Regex in Different Programming Languages

Most languages implement regex using PCRE (Perl-Compatible Regular Expressions) or a close derivative, but there are meaningful differences that can break a pattern when you move it between environments. Python’s re module supports verbose mode (re.VERBOSE) for adding inline comments and whitespace, which is invaluable for maintaining complex patterns. JavaScript historically lacked lookbehind support in older engines, though modern V8 and SpiderMonkey have added it — if you target older browsers, lookbehind assertions may not be safe to use. Go’s standard regexp package uses RE2 semantics, which intentionally excludes backreferences and some lookarounds to guarantee linear-time matching and prevent catastrophic backtracking. Java and PHP can also diverge in how \s handles Unicode whitespace characters. The safest approach is always to test your pattern in the actual runtime environment of your target application, not just in a browser-based tester.
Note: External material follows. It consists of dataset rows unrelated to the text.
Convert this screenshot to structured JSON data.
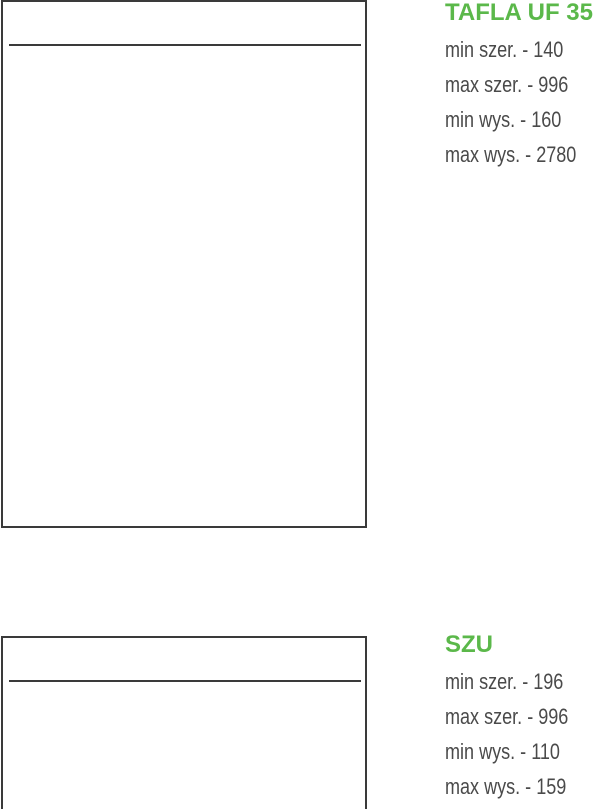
{
  "colors": {
    "title": "#5bb84a",
    "text": "#4a4a4a",
    "outline": "#3a3a3a"
  },
  "products": [
    {
      "title": "TAFLA UF 35",
      "specs": [
        "min szer. - 140",
        "max szer. - 996",
        "min wys. - 160",
        "max wys. - 2780"
      ]
    },
    {
      "title": "SZU",
      "specs": [
        "min szer. - 196",
        "max szer. - 996",
        "min wys. - 110",
        "max wys. - 159"
      ]
    }
  ]
}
Regex is often the right tool for scanning structured text, but for hierarchical data formats you will want purpose-built parsers — the JSON Formatter & Validator is a natural complement when you are extracting fields from JSON payloads. If you are working with encoded strings that need to be decoded before matching, the Base64 & Encoding Toolkit can handle that step first.
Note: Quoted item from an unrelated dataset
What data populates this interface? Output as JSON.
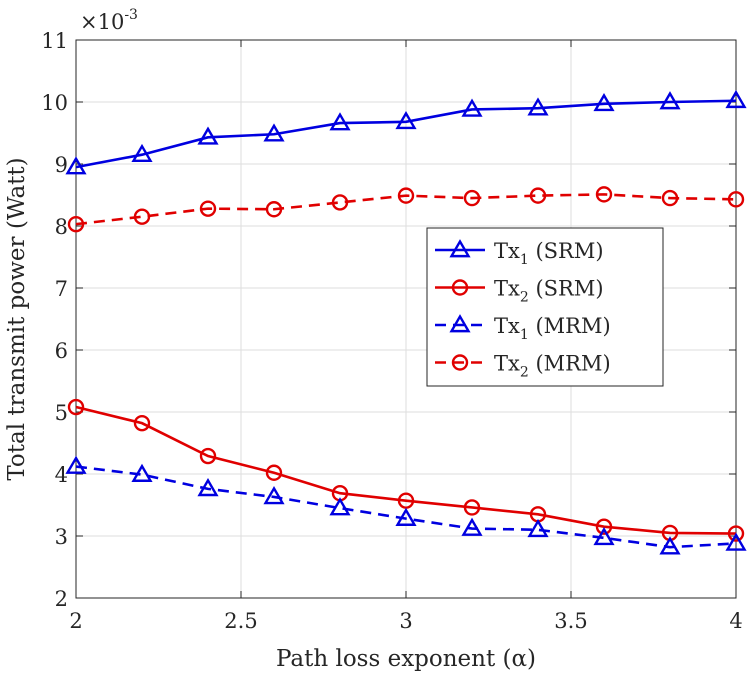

Frequently Asked Questions

What is the difference between greedy and lazy quantifiers?

Greedy quantifiers like * and + match as much as possible, while lazy variants like *? and +? match as little as possible. For example, <.*> greedy matches the entire <b>hi</b>, while <.*?> lazy matches just <b>. Use lazy when parsing paired delimiters like HTML tags.
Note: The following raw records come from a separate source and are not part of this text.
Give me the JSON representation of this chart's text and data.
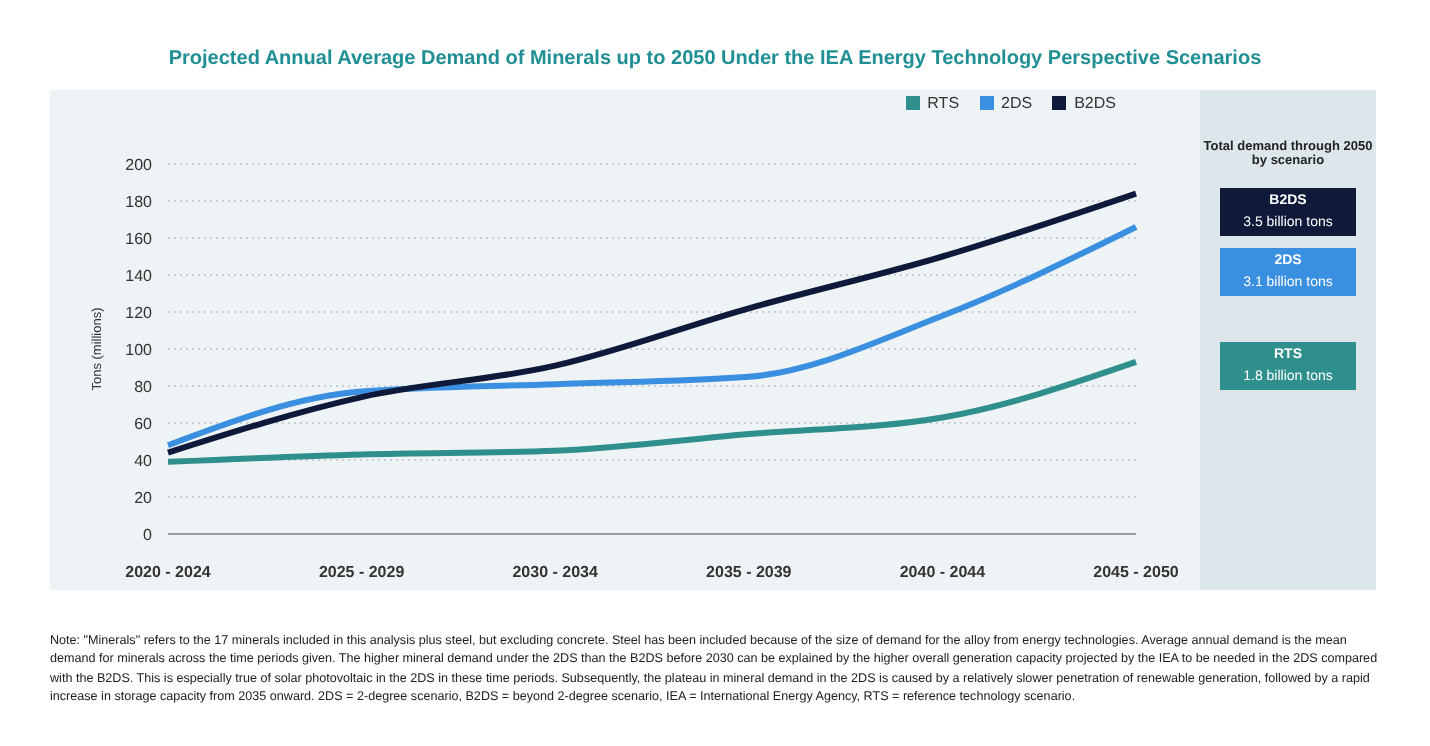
{
  "chart_data": {
    "type": "line",
    "title": "Projected Annual Average Demand of Minerals up to 2050 Under the IEA Energy Technology Perspective Scenarios",
    "ylabel": "Tons (millions)",
    "categories": [
      "2020 - 2024",
      "2025 - 2029",
      "2030 - 2034",
      "2035 - 2039",
      "2040 - 2044",
      "2045 - 2050"
    ],
    "series": [
      {
        "name": "RTS",
        "color": "#2f8f8c",
        "values": [
          39,
          43,
          45,
          54,
          63,
          93
        ]
      },
      {
        "name": "2DS",
        "color": "#3a8fe0",
        "values": [
          48,
          77,
          81,
          85,
          118,
          166
        ]
      },
      {
        "name": "B2DS",
        "color": "#0f1a3a",
        "values": [
          44,
          74,
          91,
          122,
          150,
          184
        ]
      }
    ],
    "ylim": [
      0,
      200
    ],
    "yticks": [
      0,
      20,
      40,
      60,
      80,
      100,
      120,
      140,
      160,
      180,
      200
    ],
    "grid": "y",
    "legend": "top right",
    "marker": "none",
    "line_style": "solid",
    "annotations": [
      "Total demand through 2050 by scenario",
      "B2DS\n3.5 billion tons",
      "2DS\n3.1 billion tons",
      "RTS\n1.8 billion tons",
      "Note: \"Minerals\" refers to the 17 minerals included in this analysis plus steel, but excluding concrete. Steel has been included because of the size of demand for the alloy from energy technologies. Average annual demand is the mean demand for minerals across the time periods given. The higher mineral demand under the 2DS than the B2DS before 2030 can be explained by the higher overall generation capacity projected by the IEA to be needed in the 2DS compared with the B2DS. This is especially true of solar photovoltaic in the 2DS in these time periods. Subsequently, the plateau in mineral demand in the 2DS is caused by a relatively slower penetration of renewable generation, followed by a rapid increase in storage capacity from 2035 onward. 2DS = 2-degree scenario, B2DS = beyond 2-degree scenario, IEA = International Energy Agency, RTS = reference technology scenario."
    ]
  }
}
Why does my regex work in Python but not JavaScript?

Different engines support different features. JavaScript historically lacked lookbehind until ES2018 and still does not support certain Unicode property escapes without the u flag. PCRE, Python re, and Go regexp each have their own quirks, so always test in the environment that will run the regex.

Can I use regex to parse HTML?

Not reliably. HTML is not a regular language, so nested tags and attributes break any fixed regex. Use a parser like DOMParser in the browser, Cheerio in Node, or Beautiful Soup in Python. Regex is fine only for simple scraping of well-known patterns.

What does the g flag actually do?

The g (global) flag tells the engine to find every match instead of stopping at the first. In JavaScript it also causes RegExp.prototype.exec and String.prototype.matchAll to iterate, and it makes the regex stateful via its lastIndex property, which can surprise you if you reuse the same object.

How do I match Unicode characters like emoji or accented letters?

Enable the u flag and use Unicode property escapes such as \p{Letter} or \p{Emoji}. Without u, the dot metacharacter sees surrogate pairs as two separate code units, so emoji and some CJK characters do not match correctly.